L'ex giudice Saguto condannata a 8 anni e 6 mesi

Per l'allegra gestione dei beni confiscati

L'ex giudice Saguto condannata a 8 anni e 6 mesi

Caltanissetta - Il tribunale di Caltanissetta, a fronte di una richiesta dei pm di 15 anni e 4 mesi, ha condannato a 8 anni e 6 mesi l’ex presidente della sezione misure di prevenzione del tribunale di Palermo Silvana Saguto, accusata di avere gestito in modo clientelare, in cambio di denaro e favori, le nomine degli amministratori giudiziari dei patrimoni sequestrati e confiscati alla mafia. Nel corso del processo, Saguto era stata radiata dalla magistratura dal Csm.

Lorenzo Caramma, il marito dell’ex giudice Silvana Saguto, è stato condannato a sei anni, due mesi e 10 giorni di carcere. L’ex Prefetta di Palermo Francesca Cannizzo è stata condannata a tre anni di carcere nell’ambito del processo per corruzione nei confronti dell’ex giudice Silvana Saguto.

Sette anni e mezzo di carcere all’ex "re" degli amministratori giudiziari Gaetano Cappellano Seminara. La Procura aveva chiesto la condanna a 12 anni e 3 mesi di carcere. Silvana Saguto dovrà risarcire con la somma di mezzo milione di euro la Presidenza del consiglio dei ministri.

«Rispettiamo la decisione del tribunale che è arrivata dopo un lungo dibattimento. In prima battuta e aspettando di leggere bene il dispositivo, noto però che in questo processo per la dottoressa Saguto sono più le assoluzioni che le condanne e che è caduta l’accusa di associazione a delinquere». Così Giuseppe Reina, legale dell’ex presidente della sezione misure di prevenzione del tribunale di Palermo ha commentato la sentenza.

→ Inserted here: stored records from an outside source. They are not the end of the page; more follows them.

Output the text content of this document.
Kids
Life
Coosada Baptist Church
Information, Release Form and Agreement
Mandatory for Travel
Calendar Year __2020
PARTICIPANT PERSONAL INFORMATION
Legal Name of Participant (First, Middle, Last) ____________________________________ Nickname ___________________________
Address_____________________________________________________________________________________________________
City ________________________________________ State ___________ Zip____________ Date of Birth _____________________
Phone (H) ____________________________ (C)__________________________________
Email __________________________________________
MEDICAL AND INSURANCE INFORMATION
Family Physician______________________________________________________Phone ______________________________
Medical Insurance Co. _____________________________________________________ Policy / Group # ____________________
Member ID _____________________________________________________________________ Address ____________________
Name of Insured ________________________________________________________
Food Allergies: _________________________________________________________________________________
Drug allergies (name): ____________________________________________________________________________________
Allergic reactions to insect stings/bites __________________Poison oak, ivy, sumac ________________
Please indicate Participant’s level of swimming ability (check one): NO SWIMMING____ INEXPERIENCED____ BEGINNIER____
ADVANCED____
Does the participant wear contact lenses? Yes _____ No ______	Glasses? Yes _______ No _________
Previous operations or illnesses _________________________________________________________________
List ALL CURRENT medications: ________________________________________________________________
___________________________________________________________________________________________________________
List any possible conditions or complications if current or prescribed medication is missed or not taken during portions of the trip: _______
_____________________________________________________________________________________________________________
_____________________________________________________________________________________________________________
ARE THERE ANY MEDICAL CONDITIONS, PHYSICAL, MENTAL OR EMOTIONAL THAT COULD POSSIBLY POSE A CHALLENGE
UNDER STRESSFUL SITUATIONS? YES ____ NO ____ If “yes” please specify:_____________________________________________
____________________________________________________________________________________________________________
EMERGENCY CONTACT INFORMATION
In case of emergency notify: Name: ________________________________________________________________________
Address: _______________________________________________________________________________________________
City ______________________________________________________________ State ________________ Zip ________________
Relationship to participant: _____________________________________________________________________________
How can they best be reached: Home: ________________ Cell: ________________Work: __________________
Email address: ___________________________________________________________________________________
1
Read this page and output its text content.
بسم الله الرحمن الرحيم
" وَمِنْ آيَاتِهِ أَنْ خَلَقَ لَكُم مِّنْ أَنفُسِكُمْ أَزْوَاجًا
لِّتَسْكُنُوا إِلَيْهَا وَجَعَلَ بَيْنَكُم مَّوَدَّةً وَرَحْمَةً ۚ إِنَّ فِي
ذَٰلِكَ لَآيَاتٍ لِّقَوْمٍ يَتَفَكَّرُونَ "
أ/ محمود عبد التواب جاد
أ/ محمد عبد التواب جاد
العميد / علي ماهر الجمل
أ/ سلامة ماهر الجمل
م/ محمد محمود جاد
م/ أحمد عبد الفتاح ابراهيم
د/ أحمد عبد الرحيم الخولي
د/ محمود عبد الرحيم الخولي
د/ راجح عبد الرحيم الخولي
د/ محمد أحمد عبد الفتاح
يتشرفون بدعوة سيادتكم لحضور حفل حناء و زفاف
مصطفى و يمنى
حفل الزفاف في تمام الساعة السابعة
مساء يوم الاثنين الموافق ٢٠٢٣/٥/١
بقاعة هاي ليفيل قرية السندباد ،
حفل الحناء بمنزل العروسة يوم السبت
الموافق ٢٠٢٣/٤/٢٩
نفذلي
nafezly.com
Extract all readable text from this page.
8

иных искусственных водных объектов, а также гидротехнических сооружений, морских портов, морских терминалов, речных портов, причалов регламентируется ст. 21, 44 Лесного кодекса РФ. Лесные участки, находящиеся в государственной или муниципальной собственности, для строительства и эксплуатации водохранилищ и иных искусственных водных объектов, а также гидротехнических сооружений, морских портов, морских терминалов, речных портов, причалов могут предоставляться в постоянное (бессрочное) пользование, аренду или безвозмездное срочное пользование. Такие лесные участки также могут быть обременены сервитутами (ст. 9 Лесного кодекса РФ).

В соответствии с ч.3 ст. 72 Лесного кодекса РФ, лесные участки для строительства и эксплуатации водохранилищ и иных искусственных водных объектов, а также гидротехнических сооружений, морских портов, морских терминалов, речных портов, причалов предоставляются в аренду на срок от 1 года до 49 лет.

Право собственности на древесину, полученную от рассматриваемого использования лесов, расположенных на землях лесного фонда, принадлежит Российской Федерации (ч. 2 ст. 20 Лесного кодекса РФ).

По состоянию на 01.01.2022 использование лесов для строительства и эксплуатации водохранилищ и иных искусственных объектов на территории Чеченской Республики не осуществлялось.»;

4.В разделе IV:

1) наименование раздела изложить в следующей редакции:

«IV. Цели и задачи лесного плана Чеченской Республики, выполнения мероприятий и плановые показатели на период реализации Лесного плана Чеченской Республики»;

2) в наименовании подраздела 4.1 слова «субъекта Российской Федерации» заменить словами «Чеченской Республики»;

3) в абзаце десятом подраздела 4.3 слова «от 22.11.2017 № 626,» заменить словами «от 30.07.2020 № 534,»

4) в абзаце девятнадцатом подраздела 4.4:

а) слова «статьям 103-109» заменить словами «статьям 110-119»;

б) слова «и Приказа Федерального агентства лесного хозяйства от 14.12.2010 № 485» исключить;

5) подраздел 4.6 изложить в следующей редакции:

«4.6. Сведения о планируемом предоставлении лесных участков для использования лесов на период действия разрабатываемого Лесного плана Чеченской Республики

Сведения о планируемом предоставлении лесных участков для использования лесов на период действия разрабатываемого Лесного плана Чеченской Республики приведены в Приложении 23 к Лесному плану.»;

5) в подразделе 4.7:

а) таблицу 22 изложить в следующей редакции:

«L'unica cosa che mi sento di dire, alla luce delle assoluzioni per diverse contestazioni, - ha aggiunto - è che il quadro indiziario si è fortemente ridimensionato. La trasmissione degli atti per falsa testimonianza per il teste che aveva parlato di una consegna di denaro a casa Saguto ci fa pensare che sia caduta anche questa accusa, dunque che per il tribunale questo episodio non è avvenuto». «In attesa di leggere le motivazioni - ha concluso - posso dire che siamo soddisfatti». «C'è una sentenza, finalmente. Parla la sentenza», si è invece limitato a dire il procuratore aggiunto di Caltanissetta Gabriele Paci.